I have a BAM file containing many amplicon RNA-seq reads mapped to a small genomic region.
Most of these reads appear to be correctly spliced (see ), but some contain bases that map to the intronic region. I want to extract (into a separate BAM file) only those reads who have bases that map to the intronic region.
I have searched for hours and haven't been able to find a solution.
Everything I've tried has been some version of:
samtools view \
-hb \
-o out.misspliced.bam \
in.bam \
chr12:132676220 # an intronic position
However, this command still extracts reads that are correctly spliced and don't have bases that cross into the intron (see "after" visual in posted image). When I pass the coordinates to samtools view
, it seems to still include reads that are correctly splice but stil span the intron, even if they don't have bases that map to the intron.
I'm new to working with SAMtools and I'm unfamiliar with BEDtools (as of now).
Can anyone help me extract only the RNA-seq reads that have bases mapping to intronic positions between two exons to a new BAM file?
EDIT [SOLVED]:
I eventually solved this by using the -split
option with bedtools intersect
. This is the option that successfully makes bedtools view a spliced read as not covering an intronic region if it doesn't actually have bases mapping to that intronic region. First, I made a one-line BED file for the intron I wanted reads from:
> echo "chr12 132676204 132676545" > intron-region.bed
Then I used the following command to retrieve only reads that actually have bases mapping into the intron and save them to a new BAM:
bedtools intersect \
-a in.bam \
-b intron-region.bed \
-wa -split > misspliced-all.bam
Now to find how to do this just using samtools, because there must be a way...

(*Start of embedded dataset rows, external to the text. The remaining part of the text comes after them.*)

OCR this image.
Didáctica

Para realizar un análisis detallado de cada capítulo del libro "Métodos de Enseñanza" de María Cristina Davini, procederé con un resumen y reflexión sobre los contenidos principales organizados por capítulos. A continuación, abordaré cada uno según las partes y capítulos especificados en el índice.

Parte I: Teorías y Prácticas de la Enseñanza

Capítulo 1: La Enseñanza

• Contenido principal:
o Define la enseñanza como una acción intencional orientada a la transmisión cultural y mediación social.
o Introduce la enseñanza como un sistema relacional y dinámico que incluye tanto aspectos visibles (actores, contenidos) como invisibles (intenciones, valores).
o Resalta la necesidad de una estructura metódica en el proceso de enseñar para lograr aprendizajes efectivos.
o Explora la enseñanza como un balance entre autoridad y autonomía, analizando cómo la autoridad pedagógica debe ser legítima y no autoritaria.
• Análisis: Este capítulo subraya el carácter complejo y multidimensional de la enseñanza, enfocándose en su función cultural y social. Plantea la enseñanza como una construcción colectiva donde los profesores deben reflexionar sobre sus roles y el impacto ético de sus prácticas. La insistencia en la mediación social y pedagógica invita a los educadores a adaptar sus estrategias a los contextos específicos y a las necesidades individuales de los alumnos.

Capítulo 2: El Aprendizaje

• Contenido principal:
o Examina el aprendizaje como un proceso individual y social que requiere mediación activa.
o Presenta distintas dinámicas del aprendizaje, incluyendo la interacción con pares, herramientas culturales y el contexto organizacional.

I hope this helps anyone with a similar problem.
If you were you able to do this, can you advise what you plan on doing next? I ask because if you next intend to tabulate how many reads extend into each end of each intron, then you might profitably skip extracting them and directly count them through creative use of RSubread's FeatureCounts: A General-Purpose Read Summarization Function, or the Subread package, which it wraps.
Thanks, I will look into how to do this with Subread/FeatureCounts! We managed to do it with a lot of grepping, but I knew there had to be a tool already out there.